L'Amérique est désormais l'unique super-puissance sur l'échiquier mondial. Mais la crise morale sans précédent qui la secoue est le signe avant-coureur d'un déclin potentiel aussi dramatique qu'inattendu. Dégradation croissante des villes et des relations interethniques, montée de la criminalité, émergence d'une sous-classe inemployable, justice à la carte... Les nouveaux problèmes de l'Amérique vont conduire, d'ici dix ans, à doubler la population carcérale, accélérer la création de « zones protégées » et fragmenter le pays en zones interdites, soigneusement démarquées.
 
Plutôt que d'y faire face, l'Amérique poursuit des chimères : obsession du harcèlement sexuel, political correctness fortement incrustée dans les milieux universitaires et qui envahit maintenant la vie quotidienne. Le principe original de mélange de races et le culte de l'individualisme font place à un cloisonnement racial, sexuel et social, allant de pair avec un véritable totalitarisme intellectuel qui suscite une guerre idéologique, aux conséquences potentielles dévastatrices.
 
Si l'émeute de Los Angeles, en 1992, a coûtê cher, elle a également profité à quelques-uns : en un an, les Californiens ont acheté 650 000 armes à feu, et le « boom » des commerçants spécialisés est peu de chose comparé à l'essor des entreprises de sécurité. West-Tec, filiale japonaise, vend le concept de protection totale : patrouilles armées, scanners, mais aussi micros et « boutons de panique » (panic buttons) placés dans des endroits stratégiques, dans les maisons sous surveillance. A l'entrée de la plupart des superbes maisons de Beverly Hills, on retrouve le sigle "West-Tec" avec la mention : « Réaction armée » (armed response).
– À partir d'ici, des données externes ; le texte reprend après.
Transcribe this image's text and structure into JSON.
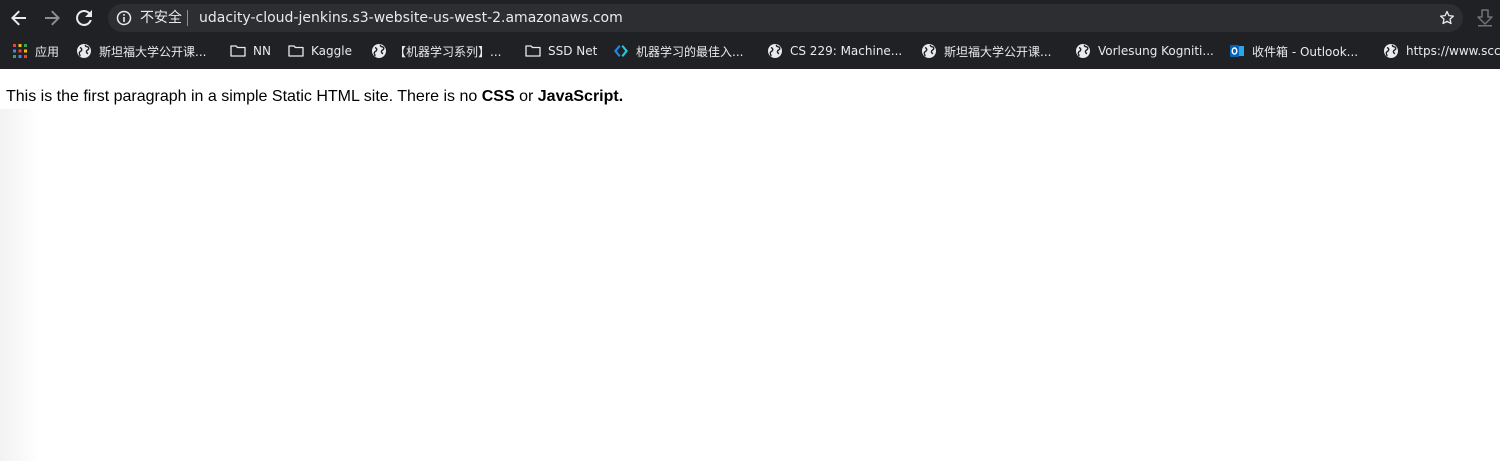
{
  "browser": {
    "security_label": "不安全",
    "url": "udacity-cloud-jenkins.s3-website-us-west-2.amazonaws.com",
    "icons": {
      "back": "arrow-left-icon",
      "forward": "arrow-right-icon",
      "reload": "reload-icon",
      "info": "info-circle-icon",
      "star": "star-icon",
      "download": "download-icon"
    }
  },
  "bookmarks": [
    {
      "label": "应用",
      "icon": "apps-grid-icon"
    },
    {
      "label": "斯坦福大学公开课...",
      "icon": "globe-icon"
    },
    {
      "label": "NN",
      "icon": "folder-icon"
    },
    {
      "label": "Kaggle",
      "icon": "folder-icon"
    },
    {
      "label": "【机器学习系列】...",
      "icon": "globe-icon"
    },
    {
      "label": "SSD Net",
      "icon": "folder-icon"
    },
    {
      "label": "机器学习的最佳入...",
      "icon": "brand-diamond-icon"
    },
    {
      "label": "CS 229: Machine...",
      "icon": "globe-icon"
    },
    {
      "label": "斯坦福大学公开课...",
      "icon": "globe-icon"
    },
    {
      "label": "Vorlesung Kogniti...",
      "icon": "globe-icon"
    },
    {
      "label": "收件箱 - Outlook...",
      "icon": "outlook-icon"
    },
    {
      "label": "https://www.scc",
      "icon": "globe-icon"
    }
  ],
  "page": {
    "text_before": "This is the first paragraph in a simple Static HTML site. There is no ",
    "bold_1": "CSS",
    "text_mid": " or ",
    "bold_2": "JavaScript."
  },
  "colors": {
    "chrome_bg": "#202124",
    "omnibox_bg": "#2d2e31",
    "chrome_text": "#e8eaed",
    "outlook_blue": "#0364b8",
    "diamond_blue": "#1e88e5"
  }
}
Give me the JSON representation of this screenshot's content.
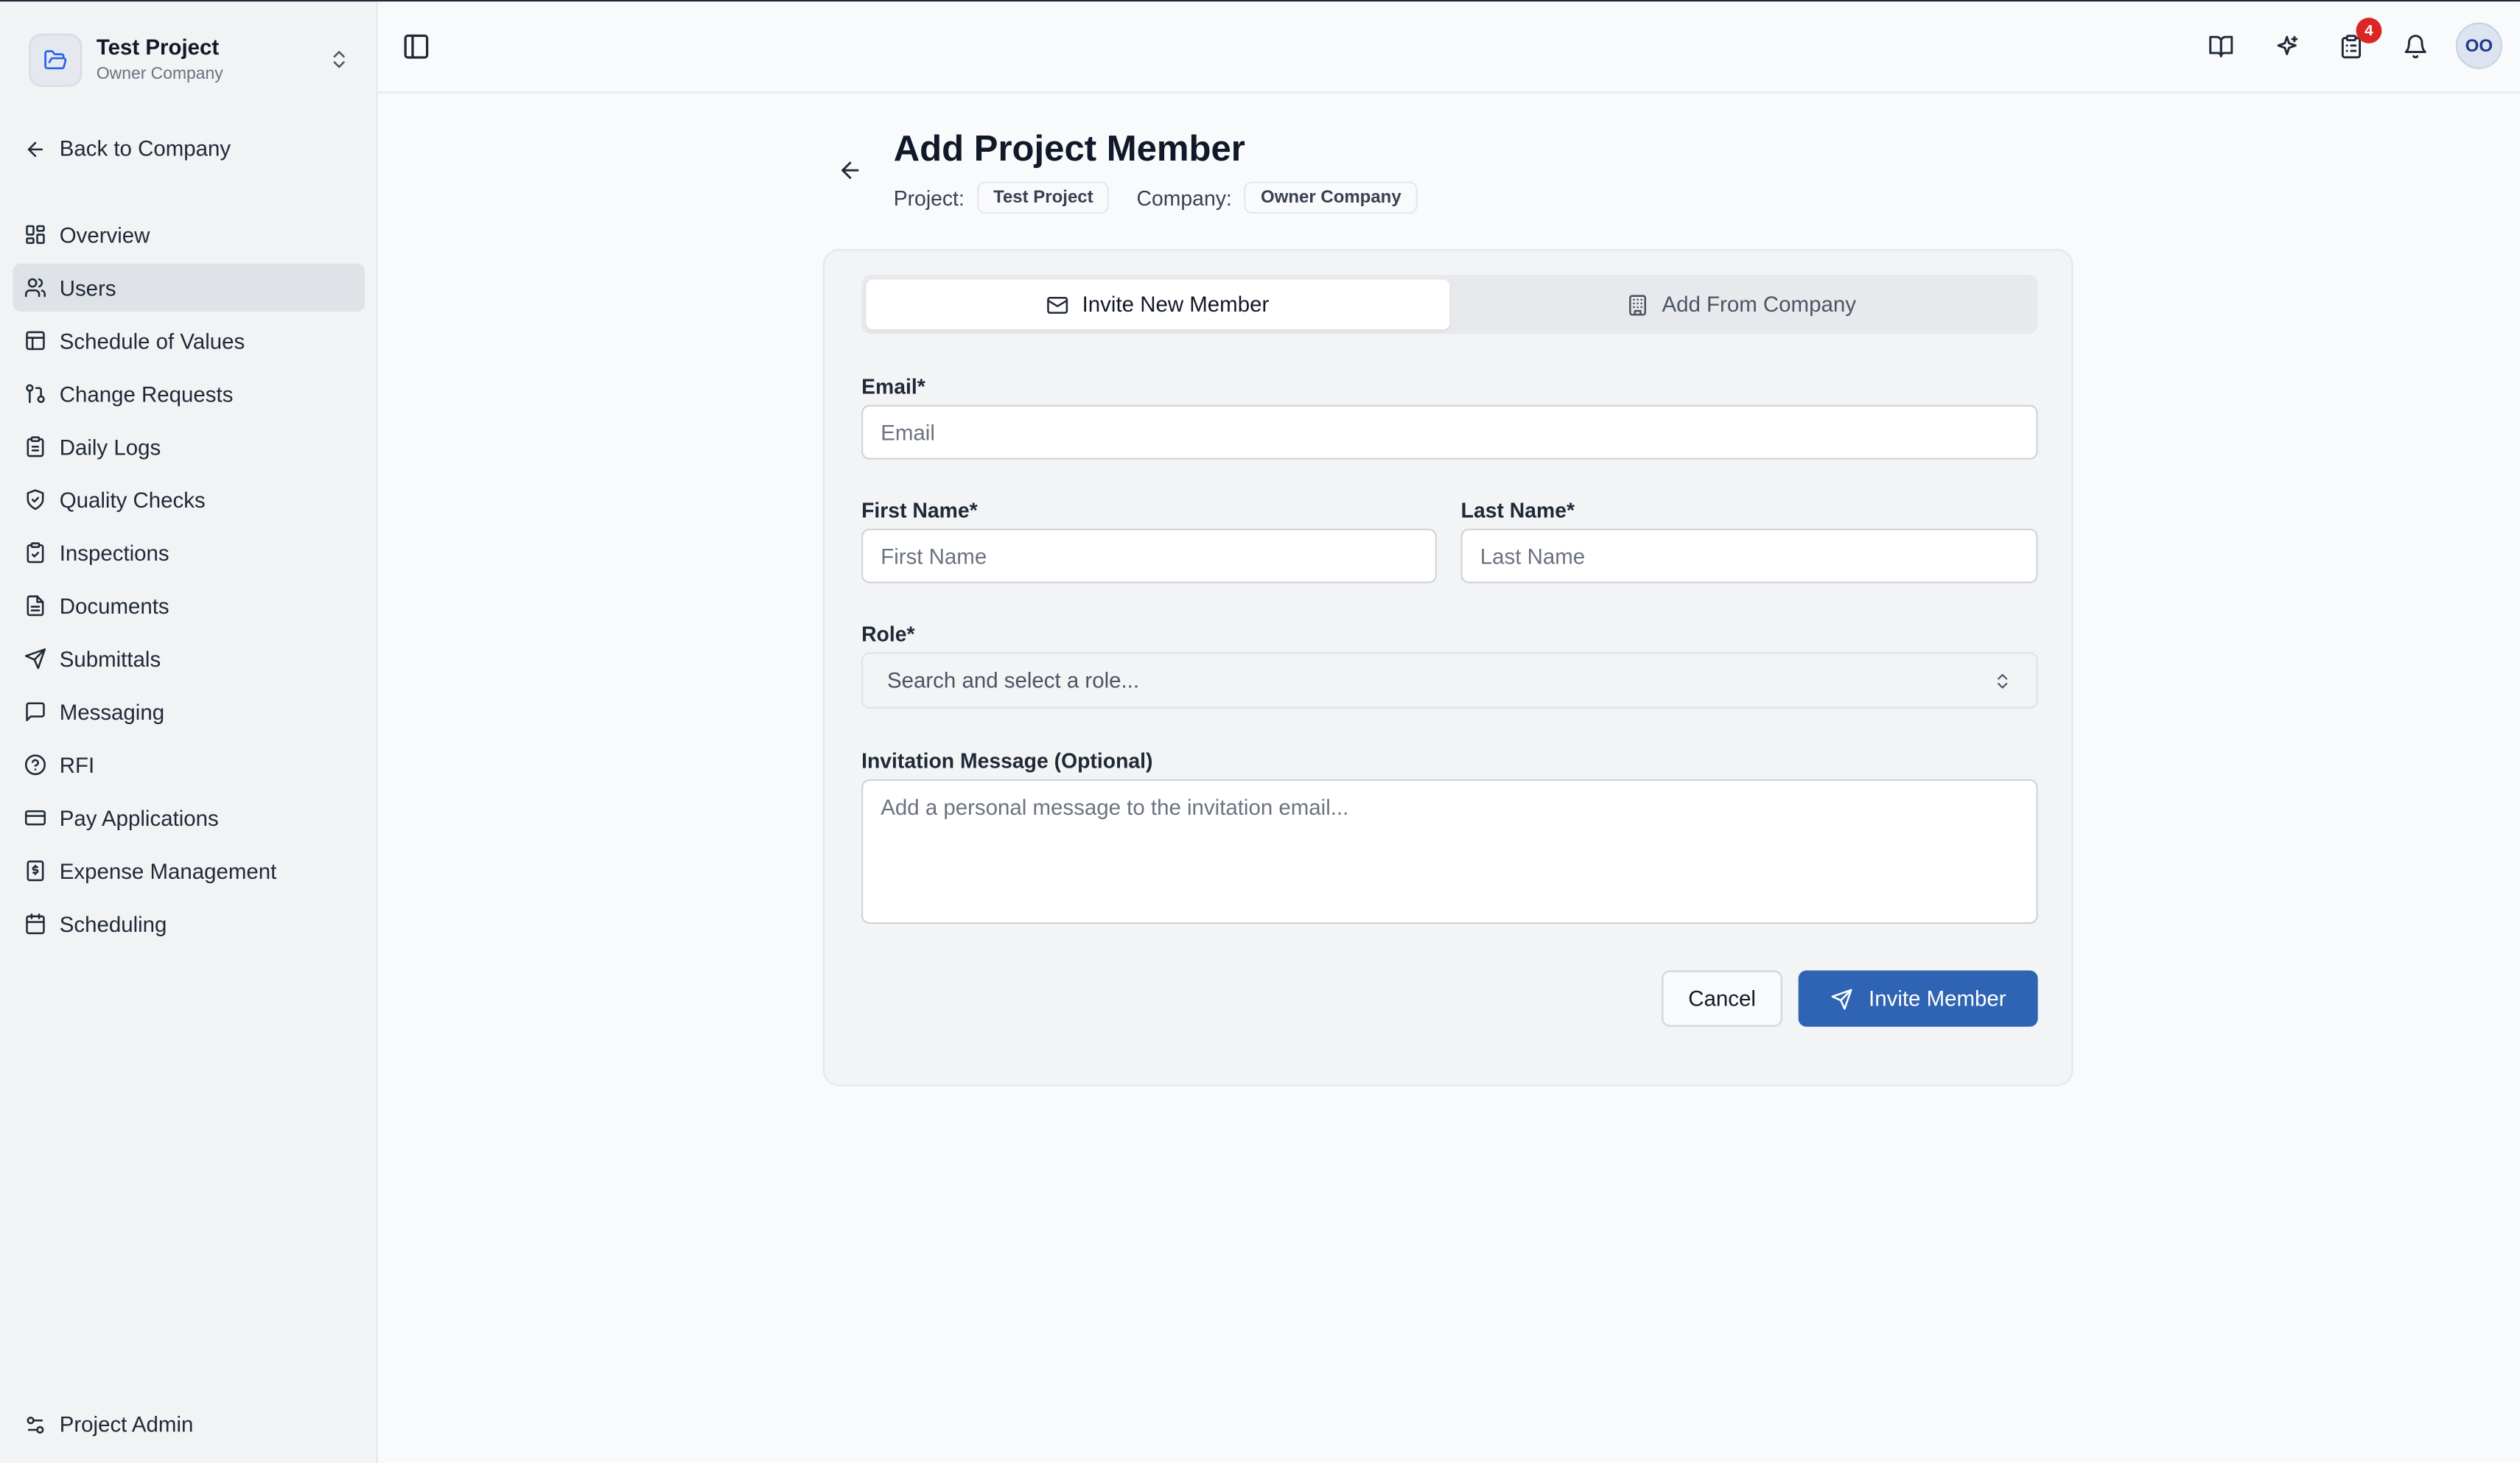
{
  "sidebar": {
    "project_name": "Test Project",
    "company_name": "Owner Company",
    "back_label": "Back to Company",
    "items": [
      {
        "label": "Overview",
        "icon": "layout-grid-icon"
      },
      {
        "label": "Users",
        "icon": "users-icon",
        "active": true
      },
      {
        "label": "Schedule of Values",
        "icon": "table-icon"
      },
      {
        "label": "Change Requests",
        "icon": "git-pull-request-icon"
      },
      {
        "label": "Daily Logs",
        "icon": "clipboard-icon"
      },
      {
        "label": "Quality Checks",
        "icon": "shield-check-icon"
      },
      {
        "label": "Inspections",
        "icon": "clipboard-check-icon"
      },
      {
        "label": "Documents",
        "icon": "file-text-icon"
      },
      {
        "label": "Submittals",
        "icon": "send-icon"
      },
      {
        "label": "Messaging",
        "icon": "message-square-icon"
      },
      {
        "label": "RFI",
        "icon": "help-circle-icon"
      },
      {
        "label": "Pay Applications",
        "icon": "credit-card-icon"
      },
      {
        "label": "Expense Management",
        "icon": "receipt-icon"
      },
      {
        "label": "Scheduling",
        "icon": "calendar-icon"
      }
    ],
    "admin_label": "Project Admin"
  },
  "topbar": {
    "tasks_badge": "4",
    "avatar_initials": "OO"
  },
  "page": {
    "title": "Add Project Member",
    "project_label": "Project:",
    "project_value": "Test Project",
    "company_label": "Company:",
    "company_value": "Owner Company"
  },
  "tabs": {
    "invite_new": "Invite New Member",
    "add_from_company": "Add From Company"
  },
  "form": {
    "email_label": "Email*",
    "email_placeholder": "Email",
    "first_name_label": "First Name*",
    "first_name_placeholder": "First Name",
    "last_name_label": "Last Name*",
    "last_name_placeholder": "Last Name",
    "role_label": "Role*",
    "role_placeholder": "Search and select a role...",
    "message_label": "Invitation Message (Optional)",
    "message_placeholder": "Add a personal message to the invitation email...",
    "cancel_label": "Cancel",
    "invite_label": "Invite Member"
  },
  "colors": {
    "primary": "#2f63b3",
    "badge": "#dc2626",
    "sidebar_bg": "#f1f3f5",
    "active_item_bg": "#dfe3e8"
  }
}
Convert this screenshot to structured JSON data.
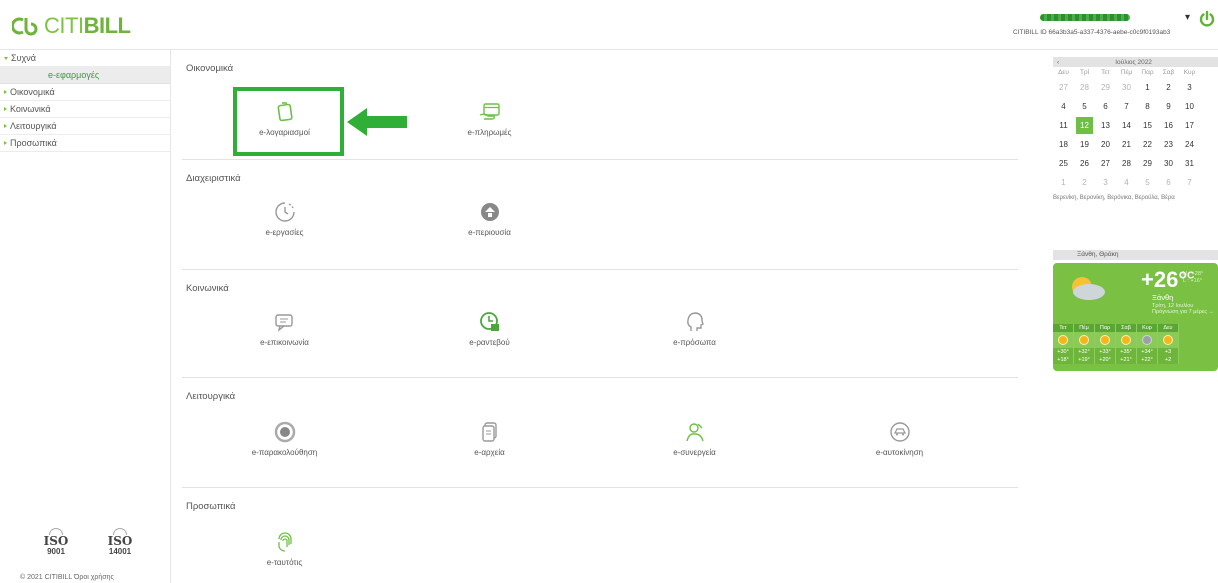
{
  "header": {
    "brand_citi": "CITI",
    "brand_bill": "BILL",
    "user_id": "CITIBILL ID 66a3b3a5-a337-4376-aebe-c0c9f0193ab3",
    "user_menu_caret": "▾"
  },
  "sidebar": {
    "items": [
      {
        "label": "Συχνά",
        "open": true
      },
      {
        "label": "Οικονομικά"
      },
      {
        "label": "Κοινωνικά"
      },
      {
        "label": "Λειτουργικά"
      },
      {
        "label": "Προσωπικά"
      }
    ],
    "sub_item": "e-εφαρμογές",
    "iso": [
      {
        "word": "ISO",
        "num": "9001"
      },
      {
        "word": "ISO",
        "num": "14001"
      }
    ],
    "footer_copyright": "© 2021 CITIBILL",
    "footer_terms": "Όροι χρήσης"
  },
  "sections": [
    {
      "title": "Οικονομικά",
      "apps": [
        {
          "label": "e-λογαριασμοί",
          "icon": "bill-document-icon"
        },
        {
          "label": "e-πληρωμές",
          "icon": "payment-card-icon"
        }
      ]
    },
    {
      "title": "Διαχειριστικά",
      "apps": [
        {
          "label": "e-εργασίες",
          "icon": "clock-icon"
        },
        {
          "label": "e-περιουσία",
          "icon": "property-icon"
        }
      ]
    },
    {
      "title": "Κοινωνικά",
      "apps": [
        {
          "label": "e-επικοινωνία",
          "icon": "chat-icon"
        },
        {
          "label": "e-ραντεβού",
          "icon": "appointment-icon"
        },
        {
          "label": "e-πρόσωπα",
          "icon": "person-head-icon"
        }
      ]
    },
    {
      "title": "Λειτουργικά",
      "apps": [
        {
          "label": "e-παρακολούθηση",
          "icon": "monitoring-icon"
        },
        {
          "label": "e-αρχεία",
          "icon": "files-icon"
        },
        {
          "label": "e-συνεργεία",
          "icon": "workshop-icon"
        },
        {
          "label": "e-αυτοκίνηση",
          "icon": "car-icon"
        }
      ]
    },
    {
      "title": "Προσωπικά",
      "apps": [
        {
          "label": "e-ταυτότις",
          "icon": "fingerprint-icon"
        }
      ]
    }
  ],
  "calendar": {
    "prev": "‹",
    "month": "Ιούλιος 2022",
    "dows": [
      "Δευ",
      "Τρί",
      "Τετ",
      "Πέμ",
      "Παρ",
      "Σαβ",
      "Κυρ"
    ],
    "weeks": [
      [
        "27",
        "28",
        "29",
        "30",
        "1",
        "2",
        "3"
      ],
      [
        "4",
        "5",
        "6",
        "7",
        "8",
        "9",
        "10"
      ],
      [
        "11",
        "12",
        "13",
        "14",
        "15",
        "16",
        "17"
      ],
      [
        "18",
        "19",
        "20",
        "21",
        "22",
        "23",
        "24"
      ],
      [
        "25",
        "26",
        "27",
        "28",
        "29",
        "30",
        "31"
      ],
      [
        "1",
        "2",
        "3",
        "4",
        "5",
        "6",
        "7"
      ]
    ],
    "today": "12",
    "namedays": "Βερενίκη, Βερονίκη, Βερόνικα, Βεροϋλα, Βέρα"
  },
  "weather": {
    "location_select": "Ξάνθη, Θράκη",
    "temp": "+26°",
    "unit": "C",
    "hi": "H : +28°",
    "lo": "L : +16°",
    "city": "Ξάνθη",
    "date": "Τρίτη, 12 Ιουλίου",
    "forecast": "Πρόγνωση για 7 μέρες →",
    "days": [
      {
        "name": "Τετ",
        "hi": "+30°",
        "lo": "+18°"
      },
      {
        "name": "Πέμ",
        "hi": "+32°",
        "lo": "+19°"
      },
      {
        "name": "Παρ",
        "hi": "+33°",
        "lo": "+20°"
      },
      {
        "name": "Σαβ",
        "hi": "+35°",
        "lo": "+21°"
      },
      {
        "name": "Κυρ",
        "hi": "+34°",
        "lo": "+22°"
      },
      {
        "name": "Δευ",
        "hi": "+3",
        "lo": "+2"
      }
    ]
  },
  "colors": {
    "accent": "#7dc242",
    "highlight": "#2fae38"
  }
}
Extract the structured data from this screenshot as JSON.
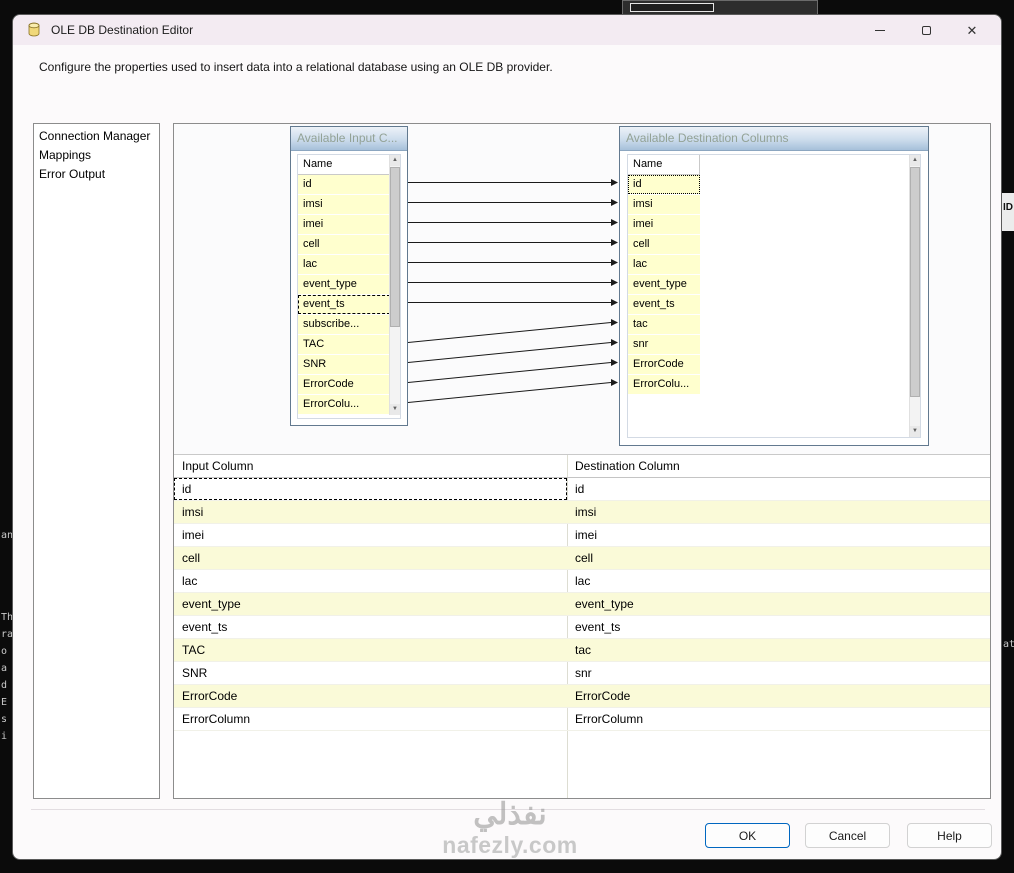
{
  "window": {
    "title": "OLE DB Destination Editor",
    "description": "Configure the properties used to insert data into a relational database using an OLE DB provider."
  },
  "icons": {
    "close": "✕",
    "scroll_up": "▲",
    "scroll_down": "▼"
  },
  "sidebar": {
    "items": [
      {
        "label": "Connection Manager",
        "selected": false
      },
      {
        "label": "Mappings",
        "selected": true
      },
      {
        "label": "Error Output",
        "selected": false
      }
    ]
  },
  "mapping": {
    "input_list": {
      "caption": "Available Input C...",
      "column_header": "Name",
      "rows": [
        "id",
        "imsi",
        "imei",
        "cell",
        "lac",
        "event_type",
        "event_ts",
        "subscribe...",
        "TAC",
        "SNR",
        "ErrorCode",
        "ErrorColu..."
      ],
      "selected_row": "event_ts"
    },
    "destination_list": {
      "caption": "Available Destination Columns",
      "column_header": "Name",
      "rows": [
        "id",
        "imsi",
        "imei",
        "cell",
        "lac",
        "event_type",
        "event_ts",
        "tac",
        "snr",
        "ErrorCode",
        "ErrorColu..."
      ],
      "selected_row": "id"
    },
    "connections": [
      {
        "from": "id",
        "to": "id"
      },
      {
        "from": "imsi",
        "to": "imsi"
      },
      {
        "from": "imei",
        "to": "imei"
      },
      {
        "from": "cell",
        "to": "cell"
      },
      {
        "from": "lac",
        "to": "lac"
      },
      {
        "from": "event_type",
        "to": "event_type"
      },
      {
        "from": "event_ts",
        "to": "event_ts"
      },
      {
        "from": "TAC",
        "to": "tac"
      },
      {
        "from": "SNR",
        "to": "snr"
      },
      {
        "from": "ErrorCode",
        "to": "ErrorCode"
      },
      {
        "from": "ErrorColu...",
        "to": "ErrorColu..."
      }
    ]
  },
  "table": {
    "headers": [
      "Input Column",
      "Destination Column"
    ],
    "focused_input": "id",
    "rows": [
      {
        "input": "id",
        "destination": "id"
      },
      {
        "input": "imsi",
        "destination": "imsi"
      },
      {
        "input": "imei",
        "destination": "imei"
      },
      {
        "input": "cell",
        "destination": "cell"
      },
      {
        "input": "lac",
        "destination": "lac"
      },
      {
        "input": "event_type",
        "destination": "event_type"
      },
      {
        "input": "event_ts",
        "destination": "event_ts"
      },
      {
        "input": "TAC",
        "destination": "tac"
      },
      {
        "input": "SNR",
        "destination": "snr"
      },
      {
        "input": "ErrorCode",
        "destination": "ErrorCode"
      },
      {
        "input": "ErrorColumn",
        "destination": "ErrorColumn"
      }
    ]
  },
  "footer": {
    "ok": "OK",
    "cancel": "Cancel",
    "help": "Help"
  },
  "watermark": {
    "arabic": "نفذلي",
    "domain": "nafezly.com"
  },
  "background": {
    "right_fragment_label": "ID",
    "right_edge_text": "at",
    "left_edge_text": [
      "an",
      "Th",
      "ra",
      "o",
      "a",
      "d",
      "E",
      "s",
      "i"
    ]
  },
  "colors": {
    "accent": "#0067c0",
    "table_row_yellow": "#fafad8",
    "chip_yellow": "#ffffce",
    "titlebar": "#f3ebf2"
  }
}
Dans les quartiers moins huppés, des associations de volontaires, les comités de garde des quartiers, (Neighbourhood Watch) sont en liaison radio permanente avec la police locale. Idée originale d'un ancien chef du LAPD qui a porté ses fruits, puisqu'on compte actuellement 5500 clubs de ce genre dans la région de Los Angeles, chacun avec leur chef d'îlot et leurs patrouilles régulières. Le but de Neighbourhood Watch n'est pas tant d'intervenir que de donner l'alerte, facilitant l'intervention rapide de la police locale; leur mot d'ordre officiel, affiché à l'entrée des résidences qui en font partie : « Méfiez vous des étrangers » (Be on the look-out for strangers), conduit inévitablement à la chasse au faciès.

L'activité des entreprises de sécurité se généralise un peu partout : à Washington, par exemple, un abonnement annuel permettra de faire appel à un garde du corps qui vous raccompagnera chez vous après un dîner chez des amis, en voiture mais aussi à pied, même s'il s'agit d'un trajet de cent mètres à peine, dans le quartier chic de Georgetown.
Autre raison de la carence de la police officielle : la conscience croissante, de la part des criminels et surtout des gangs organisés, de leurs droits constitutionnels. « La plupart des policiers de Los Angeles filment aujourd'hui leurs raids, sur caméra vidéo, pour prouver qu'ils n'ont pas brutalisé ceux qu'ils arrêtent, comme les gangs, d'ailleurs, mais dans le but contraire. »
 
Les techniques nouvelles de lutte contre la criminalité prennent aussi des allures orwelliennes grâce à une technologie nouvelle, extrêmement coûteuse. Les bracelets détecteurs donnerait automatiquement à leurs porteurs privilégiés accès à des zones sous protection spéciale, dont d'autres seraient exclus. Une surveillance permanente, prévenant vols et agressions de toutes sortes, est également à l'étude, utilisant des puces électroniques cachées dans des voitures ou portées par des individus (incorporées dans des bagues, des bracelets, ou des cartes d'identité), reliées à un satellite et permettant leur localisation permanente. Certaines formes de surveillance électronique fonctionnent déjà : ainsi, dans certains jardins et parcs privés de Los Angeles, des détecteurs souterrains indiquent la présence, la nuit, de sans-abri indésirables qui y campent - et qu'on expulse aussitôt.

Mais, pour l'instant, les méthodes sont en général plus expéditives, plus brutales aussi. Dans Downtown Los Angeles, des commerçants et des propriétaires ont recours à des policiers privés, des mercenaires, utilisant la manière forte pour faire régner l'ordre dans la rue ou dans des immeubles HLM, avec passage à tabac des fauteurs de troubles et salles de détention privées. Leur slogan : « Nous obtenons des résultats là où les autres ont échoué. » Le risque est réel de voir Los Angeles se transformer en Rio et Sâo Paulo, où les « matadors », privés ou policiers travaillant pour leur propre compte, font systématiquement la chasse aux indésirables (dont des bandes d'enfants) et les assassinent.

Selon Logan Clarke, patron de l'un des établissements de police privée les plus réputés de Californie, « Los Angeles n'est pas Rio ou Sâo Paulo, nous n'y sommes pas encore, mais nous allons, hélas, dans cette direction». Clarke est l'incarnation même de ce phénomène inquiétant : l'existence de plus en plus répandue d'une police américaine à deux vitesses - l'une officielle, réservée aux communs des mortels, l'autre privée, réservée aux privilégiés. L'étude des pages jaunes de l'annuaire du téléphone à Los Angeles est instructive : six pages sont consacrées aux investigateurs privés'.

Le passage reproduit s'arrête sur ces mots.